O governador de Goiás, Ronaldo Caiado (União Brasil), reafirmou publicamente sua disposição de disputar a Presidência da República em 2026, mesmo diante da possibilidade de uma candidatura do governador de São Paulo, Tarcísio de Freitas (Republicanos), nome respaldado pelo ex-presidente Jair Bolsonaro. Mais bem avaliado chefe de Executivo estadual do país, segundo pesquisas recentes, Caiado demonstrou confiança em sua trajetória política e afirmou que a eventual presença de Tarcísio no páreo não o fará recuar. “Serei candidato mesmo se Tarcísio for candidato”, declarou, ao reiterar que o momento de disputa e diferenciação de projetos é o primeiro turno.
Caiado disse que gostaria de contar com o apoio de Bolsonaro, mas deixou claro que sua candidatura não depende disso. “O nome dele é um nome nacional. Fora ele, todos estamos na mesma situação”, avaliou. O governador goiano aposta em seu histórico de médico, ex-parlamentar, gestor estadual e defensor de pautas conservadoras para se consolidar como opção viável da direita. Ao afirmar que a convergência no campo conservador pode e deve ocorrer apenas no segundo turno, Caiado se posiciona como uma alternativa independente e articulada no debate público.
Críticas a Lula
Durante o XIII Fórum Jurídico de Lisboa, Caiado também elevou o tom contra o presidente Lula, a quem acusou de promover uma “guerra de secessão” ao confrontar o Congresso Nacional. Para o governador de Goiás, Lula tenta deslegitimar o Poder Legislativo ao acusá-lo de ser inimigo do povo, o que, segundo ele, afronta as regras democráticas.

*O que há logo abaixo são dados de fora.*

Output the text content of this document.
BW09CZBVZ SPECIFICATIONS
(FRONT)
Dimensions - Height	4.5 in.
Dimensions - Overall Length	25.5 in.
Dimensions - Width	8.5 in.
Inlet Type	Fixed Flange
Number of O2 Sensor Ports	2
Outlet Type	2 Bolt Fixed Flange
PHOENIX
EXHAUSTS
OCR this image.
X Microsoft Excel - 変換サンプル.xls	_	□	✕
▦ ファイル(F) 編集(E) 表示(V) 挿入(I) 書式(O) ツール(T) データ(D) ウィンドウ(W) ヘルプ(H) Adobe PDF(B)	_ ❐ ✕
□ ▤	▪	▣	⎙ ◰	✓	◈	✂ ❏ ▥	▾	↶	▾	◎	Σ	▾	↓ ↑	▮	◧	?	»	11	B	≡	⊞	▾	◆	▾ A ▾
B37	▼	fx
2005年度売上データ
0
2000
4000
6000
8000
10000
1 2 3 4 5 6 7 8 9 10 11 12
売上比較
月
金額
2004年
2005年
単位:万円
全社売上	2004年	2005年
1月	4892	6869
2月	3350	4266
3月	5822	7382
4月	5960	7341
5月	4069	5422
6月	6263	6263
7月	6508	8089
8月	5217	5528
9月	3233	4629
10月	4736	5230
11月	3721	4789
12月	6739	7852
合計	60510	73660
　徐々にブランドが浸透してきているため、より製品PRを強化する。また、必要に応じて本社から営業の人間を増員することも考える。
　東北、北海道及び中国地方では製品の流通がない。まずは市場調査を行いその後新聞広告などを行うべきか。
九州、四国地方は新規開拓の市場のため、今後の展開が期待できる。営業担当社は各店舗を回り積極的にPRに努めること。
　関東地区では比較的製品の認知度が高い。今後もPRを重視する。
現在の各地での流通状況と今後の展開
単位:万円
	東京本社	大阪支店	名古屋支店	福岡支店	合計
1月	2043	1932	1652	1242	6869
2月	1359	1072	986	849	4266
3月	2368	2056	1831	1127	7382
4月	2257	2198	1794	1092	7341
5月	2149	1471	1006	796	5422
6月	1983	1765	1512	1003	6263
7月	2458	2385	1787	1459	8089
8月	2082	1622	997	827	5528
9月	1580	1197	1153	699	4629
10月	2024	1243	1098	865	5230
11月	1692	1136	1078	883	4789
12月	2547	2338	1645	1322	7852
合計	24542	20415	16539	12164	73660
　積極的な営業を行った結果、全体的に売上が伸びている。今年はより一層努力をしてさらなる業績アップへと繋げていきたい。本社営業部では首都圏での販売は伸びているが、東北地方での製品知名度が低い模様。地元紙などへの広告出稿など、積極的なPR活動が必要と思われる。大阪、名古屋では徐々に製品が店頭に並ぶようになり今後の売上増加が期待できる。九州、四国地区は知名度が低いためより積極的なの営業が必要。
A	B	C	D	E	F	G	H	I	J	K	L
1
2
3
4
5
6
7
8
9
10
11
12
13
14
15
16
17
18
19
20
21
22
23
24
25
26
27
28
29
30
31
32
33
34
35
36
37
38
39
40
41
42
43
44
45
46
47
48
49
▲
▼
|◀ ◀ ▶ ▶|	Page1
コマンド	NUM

“Falta ao presidente sentar para trabalhar”, disparou. A crítica insere Caiado em um discurso de defesa institucional, buscando se diferenciar tanto do bolsonarismo estridente quanto do petismo conflituoso.
O posicionamento de Ronaldo Caiado deixa clara sua estratégia de se firmar como um presidenciável competitivo, com identidade própria e inserção nacional. Ao manter o tom duro contra Lula e sinalizar independência em relação a Bolsonaro, Caiado tenta ocupar o espaço do eleitorado conservador que deseja firmeza, mas também estabilidade institucional.
Com a declaração de que será candidato “em qualquer cenário”, o governador goiano consolida-se como um dos nomes mais decididos no xadrez sucessório de 2026.